Everything You Wanted to Know About Unemployment But Were Too Smart to Ask

So, as I mentioned previously, for a while, something had gone wrong with my unemployment claim and because the office refused to speak to me on the phone, I had no way of fixing it. My roommate suggested I call the Public Advocate’s office, and they promised they’d handle things. When I called back a month later, the public advocate case worker I’d been assigned said that she was “very busy” and might be able to get to my claim in a few weeks. I thanked her and said goodbye.

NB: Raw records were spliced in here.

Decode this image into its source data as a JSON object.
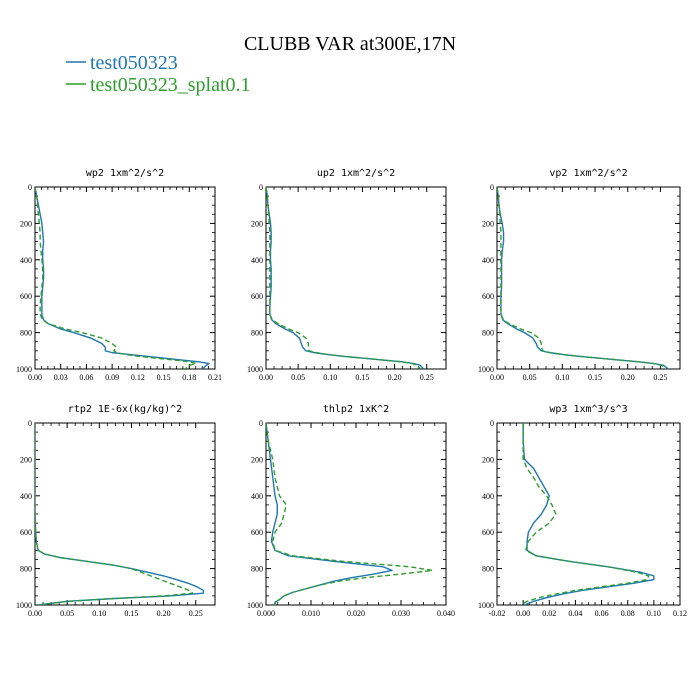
{
  "title": "CLUBB VAR at300E,17N",
  "legend": [
    {
      "label": "test050323",
      "color": "#1f77b4",
      "dash": "solid"
    },
    {
      "label": "test050323_splat0.1",
      "color": "#2ca02c",
      "dash": "dashed"
    }
  ],
  "chart_data": [
    {
      "type": "line",
      "title": "wp2   1xm^2/s^2",
      "xlim": [
        0,
        0.21
      ],
      "xticks": [
        0,
        0.03,
        0.06,
        0.09,
        0.12,
        0.15,
        0.18,
        0.21
      ],
      "xtick_labels": [
        "0.00",
        "0.03",
        "0.06",
        "0.09",
        "0.12",
        "0.15",
        "0.18",
        "0.21"
      ],
      "ylim": [
        0,
        1000
      ],
      "yticks": [
        0,
        200,
        400,
        600,
        800,
        1000
      ],
      "y": [
        0,
        50,
        100,
        150,
        200,
        250,
        300,
        350,
        400,
        450,
        500,
        550,
        600,
        650,
        700,
        730,
        750,
        780,
        800,
        830,
        860,
        880,
        900,
        910,
        920,
        930,
        940,
        950,
        960,
        970,
        980,
        1000
      ],
      "series": [
        {
          "name": "test050323",
          "values": [
            0.0,
            0.002,
            0.004,
            0.006,
            0.008,
            0.009,
            0.01,
            0.009,
            0.009,
            0.01,
            0.01,
            0.009,
            0.008,
            0.008,
            0.008,
            0.01,
            0.015,
            0.03,
            0.045,
            0.065,
            0.078,
            0.082,
            0.082,
            0.09,
            0.11,
            0.13,
            0.15,
            0.17,
            0.19,
            0.203,
            0.2,
            0.195
          ]
        },
        {
          "name": "test050323_splat0.1",
          "values": [
            0.0,
            0.002,
            0.003,
            0.004,
            0.005,
            0.006,
            0.006,
            0.007,
            0.008,
            0.009,
            0.009,
            0.008,
            0.007,
            0.006,
            0.006,
            0.009,
            0.015,
            0.035,
            0.055,
            0.078,
            0.09,
            0.095,
            0.092,
            0.095,
            0.105,
            0.12,
            0.14,
            0.16,
            0.18,
            0.188,
            0.18,
            0.175
          ]
        }
      ]
    },
    {
      "type": "line",
      "title": "up2   1xm^2/s^2",
      "xlim": [
        0,
        0.28
      ],
      "xticks": [
        0,
        0.05,
        0.1,
        0.15,
        0.2,
        0.25
      ],
      "xtick_labels": [
        "0.00",
        "0.05",
        "0.10",
        "0.15",
        "0.20",
        "0.25"
      ],
      "ylim": [
        0,
        1000
      ],
      "yticks": [
        0,
        200,
        400,
        600,
        800,
        1000
      ],
      "y": [
        0,
        50,
        100,
        150,
        200,
        250,
        300,
        350,
        400,
        450,
        500,
        550,
        600,
        650,
        700,
        730,
        750,
        780,
        800,
        830,
        860,
        880,
        900,
        910,
        920,
        930,
        940,
        950,
        960,
        970,
        980,
        1000
      ],
      "series": [
        {
          "name": "test050323",
          "values": [
            0.0,
            0.002,
            0.003,
            0.005,
            0.007,
            0.008,
            0.008,
            0.007,
            0.007,
            0.008,
            0.008,
            0.008,
            0.007,
            0.006,
            0.006,
            0.009,
            0.015,
            0.03,
            0.042,
            0.052,
            0.055,
            0.057,
            0.062,
            0.075,
            0.095,
            0.12,
            0.15,
            0.18,
            0.21,
            0.23,
            0.24,
            0.245
          ]
        },
        {
          "name": "test050323_splat0.1",
          "values": [
            0.0,
            0.002,
            0.003,
            0.004,
            0.005,
            0.006,
            0.006,
            0.006,
            0.006,
            0.006,
            0.006,
            0.006,
            0.006,
            0.006,
            0.006,
            0.01,
            0.018,
            0.035,
            0.05,
            0.062,
            0.066,
            0.066,
            0.067,
            0.078,
            0.095,
            0.12,
            0.15,
            0.18,
            0.21,
            0.228,
            0.235,
            0.24
          ]
        }
      ]
    },
    {
      "type": "line",
      "title": "vp2   1xm^2/s^2",
      "xlim": [
        0,
        0.28
      ],
      "xticks": [
        0,
        0.05,
        0.1,
        0.15,
        0.2,
        0.25
      ],
      "xtick_labels": [
        "0.00",
        "0.05",
        "0.10",
        "0.15",
        "0.20",
        "0.25"
      ],
      "ylim": [
        0,
        1000
      ],
      "yticks": [
        0,
        200,
        400,
        600,
        800,
        1000
      ],
      "y": [
        0,
        50,
        100,
        150,
        200,
        250,
        300,
        350,
        400,
        450,
        500,
        550,
        600,
        650,
        700,
        730,
        750,
        780,
        800,
        830,
        860,
        880,
        900,
        910,
        920,
        930,
        940,
        950,
        960,
        970,
        980,
        1000
      ],
      "series": [
        {
          "name": "test050323",
          "values": [
            0.0,
            0.002,
            0.003,
            0.005,
            0.008,
            0.01,
            0.01,
            0.008,
            0.007,
            0.007,
            0.007,
            0.007,
            0.006,
            0.006,
            0.006,
            0.009,
            0.016,
            0.03,
            0.042,
            0.055,
            0.06,
            0.062,
            0.068,
            0.08,
            0.1,
            0.125,
            0.155,
            0.185,
            0.215,
            0.24,
            0.255,
            0.262
          ]
        },
        {
          "name": "test050323_splat0.1",
          "values": [
            0.0,
            0.002,
            0.003,
            0.004,
            0.005,
            0.006,
            0.006,
            0.006,
            0.006,
            0.006,
            0.006,
            0.006,
            0.006,
            0.006,
            0.006,
            0.01,
            0.018,
            0.036,
            0.052,
            0.064,
            0.068,
            0.068,
            0.07,
            0.082,
            0.1,
            0.125,
            0.155,
            0.185,
            0.215,
            0.24,
            0.252,
            0.258
          ]
        }
      ]
    },
    {
      "type": "line",
      "title": "rtp2   1E-6x(kg/kg)^2",
      "xlim": [
        0,
        0.28
      ],
      "xticks": [
        0,
        0.05,
        0.1,
        0.15,
        0.2,
        0.25
      ],
      "xtick_labels": [
        "0.00",
        "0.05",
        "0.10",
        "0.15",
        "0.20",
        "0.25"
      ],
      "ylim": [
        0,
        1000
      ],
      "yticks": [
        0,
        200,
        400,
        600,
        800,
        1000
      ],
      "y": [
        0,
        100,
        200,
        300,
        400,
        500,
        600,
        650,
        700,
        720,
        740,
        760,
        780,
        800,
        820,
        840,
        860,
        880,
        900,
        920,
        935,
        950,
        965,
        980,
        1000
      ],
      "series": [
        {
          "name": "test050323",
          "values": [
            0.0,
            0.0,
            0.0,
            0.0,
            0.0,
            0.0,
            0.001,
            0.002,
            0.005,
            0.015,
            0.04,
            0.08,
            0.12,
            0.15,
            0.175,
            0.2,
            0.22,
            0.238,
            0.252,
            0.262,
            0.262,
            0.21,
            0.12,
            0.05,
            0.005
          ]
        },
        {
          "name": "test050323_splat0.1",
          "values": [
            0.0,
            0.0,
            0.0,
            0.0,
            0.0,
            0.0,
            0.001,
            0.002,
            0.005,
            0.015,
            0.04,
            0.08,
            0.12,
            0.15,
            0.165,
            0.18,
            0.195,
            0.21,
            0.225,
            0.24,
            0.245,
            0.2,
            0.12,
            0.05,
            0.005
          ]
        }
      ]
    },
    {
      "type": "line",
      "title": "thlp2   1xK^2",
      "xlim": [
        0,
        0.04
      ],
      "xticks": [
        0,
        0.01,
        0.02,
        0.03,
        0.04
      ],
      "xtick_labels": [
        "0.000",
        "0.010",
        "0.020",
        "0.030",
        "0.040"
      ],
      "ylim": [
        0,
        1000
      ],
      "yticks": [
        0,
        200,
        400,
        600,
        800,
        1000
      ],
      "y": [
        0,
        100,
        200,
        300,
        400,
        450,
        500,
        550,
        600,
        650,
        700,
        730,
        760,
        790,
        810,
        830,
        850,
        870,
        890,
        910,
        930,
        950,
        970,
        985,
        1000
      ],
      "series": [
        {
          "name": "test050323",
          "values": [
            0.0,
            0.0005,
            0.001,
            0.0015,
            0.002,
            0.0025,
            0.0025,
            0.002,
            0.0015,
            0.0012,
            0.002,
            0.005,
            0.015,
            0.026,
            0.028,
            0.024,
            0.019,
            0.015,
            0.012,
            0.009,
            0.006,
            0.004,
            0.003,
            0.002,
            0.002
          ]
        },
        {
          "name": "test050323_splat0.1",
          "values": [
            0.0,
            0.0005,
            0.0015,
            0.002,
            0.003,
            0.0045,
            0.004,
            0.0035,
            0.002,
            0.0015,
            0.002,
            0.006,
            0.017,
            0.032,
            0.037,
            0.03,
            0.022,
            0.016,
            0.012,
            0.009,
            0.006,
            0.004,
            0.003,
            0.002,
            0.002
          ]
        }
      ]
    },
    {
      "type": "line",
      "title": "wp3   1xm^3/s^3",
      "xlim": [
        -0.02,
        0.12
      ],
      "xticks": [
        -0.02,
        0,
        0.02,
        0.04,
        0.06,
        0.08,
        0.1,
        0.12
      ],
      "xtick_labels": [
        "-0.02",
        "0.00",
        "0.02",
        "0.04",
        "0.06",
        "0.08",
        "0.10",
        "0.12"
      ],
      "ylim": [
        0,
        1000
      ],
      "yticks": [
        0,
        200,
        400,
        600,
        800,
        1000
      ],
      "y": [
        0,
        100,
        200,
        250,
        300,
        350,
        400,
        450,
        500,
        550,
        600,
        650,
        700,
        730,
        760,
        790,
        820,
        840,
        860,
        880,
        900,
        920,
        940,
        960,
        980,
        1000
      ],
      "series": [
        {
          "name": "test050323",
          "values": [
            0.0,
            0.0,
            0.001,
            0.008,
            0.012,
            0.016,
            0.02,
            0.018,
            0.014,
            0.008,
            0.004,
            0.003,
            0.003,
            0.01,
            0.035,
            0.065,
            0.09,
            0.1,
            0.1,
            0.085,
            0.065,
            0.045,
            0.03,
            0.018,
            0.008,
            0.001
          ]
        },
        {
          "name": "test050323_splat0.1",
          "values": [
            0.0,
            0.0,
            0.0,
            0.003,
            0.008,
            0.012,
            0.018,
            0.022,
            0.025,
            0.02,
            0.01,
            0.004,
            0.002,
            0.01,
            0.035,
            0.065,
            0.087,
            0.096,
            0.095,
            0.08,
            0.06,
            0.04,
            0.025,
            0.012,
            0.003,
            -0.002
          ]
        }
      ]
    }
  ]
}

One second later, my phone rang. It was my case worker. “Hey!” she yelled into the phone. “You hung up on me!”
I thought maybe this was a dream but I stammered, “Um, sorry. I thought you were done.”
“I wasn’t done,” she snapped.
“Oh, but I mean, I said ‘Thanks’ and ‘Goodbye.'” Was my mother masquerading as my case worker?
“Yeah. But I was still talking! I was explaining to you why your case will be delayed.”
“Oh..um..Thanks?”
“Yeah. Well, we’re very busy. We have a lot of unemployment cases. There’s just not enough time.”
“Oh. Well. Thanks for calling me back! Thanks! Bye!”
“Bye.”

Clearly, phone calls like the one transcribed above are the reason why she doesn’t have time to solve people’s real problems. But who am I to criticize someone for wanting to have a human interaction?

Still, I was getting pretty annoyed. I decided to try calling unemployment again. This time, I pressed the right combination of random choices such that they said I could talk to someone, if I just waited 20 minutes. What with the whole, “unemployed” thing, I definitely had 20 minutes. One venti iced coffee later, I made contact with the enemy.

I decided to be as specific as possible, as quickly as possible. “Hi. I’m calling because my unemployment claim is somehow lost in space!”
The woman on the other side sighed, said, “Ok,” and proceeded to collect my information.
“Ok, your claim is not lost in space–” she began.
“Yes it is!” (That time, I fully admit to interrupting.)
“No. Listen, do you use the Web?”
Resisting the urge to yelp, “Of course I use the Web, how do you think I ended up unemployed in the first place??” I instead blathered, “Yes, I use the Web! But you don’t understand! On the Web it says call a phone number, the phone number says call another phone number, and the last phone number says use the Web. As I said, ‘lost in space.'”
“Ok,” she sighed. “You claim is not lost in space. I’m staring right at it. The reason that I asked if you used the Web is because there’s this funny thing on our Web site–well, do you use your mouse to scroll down?”
“I don’t have a mouse!” I shouted. “I have a laptop!” Obviously, she was just buying time and hoping the aliens returned my claim before she got caught lying about my its location in the solar system.
“Ok,” she repeated, not betraying a twinge of anything but total boredom. “I asked if you scroll down because if you scroll down instead of using the side bar, the Web site will just switch all your answers to the opposite of what you put. And it won’t show you. Small glitch. You just have to be careful.”
“Oh my god..yeah…I scrolled down.” I had vagued memories of switching my Mac settings so I could easily tap my fingers on the mouse pad and glide through the page. I also had vague memories of some postmodern novelists that would just love to eat sh*t like this for breakfast. I mean, a “glitch” in the Web site that just changes all your answers?? Call me a semantic haggler, but “glitch” seemed like a gross understatement.
“Yeah,” she continued. “So if you answered that you didn’t work, the system entered that you did work, so you became inelligible.”
“Uh…so can I switch it?”
“Oh..yeah..I’m fixing everything for you right now. Everything will be set by next week.”
Web site FAIL be damned, I was ecstatic. “I don’t know how many people tell you they appreciate you, Andrea, Andrea–that was your name, right?”
“Yeah.”
“Ok, Andrea, I just want you to know that I really reallly really appreciate you. Thanks so much!”
“No problem,” she answered smoothly, still sounding bored.

So my love for Andrea proved to be unrequited and the Unemployment Office proved to be just like love: totally irrational, ripe material for farce and fiction, and all the more enthralling when the person won’t return your affection. Love pays less, though…and that’s why I’m on umemployment.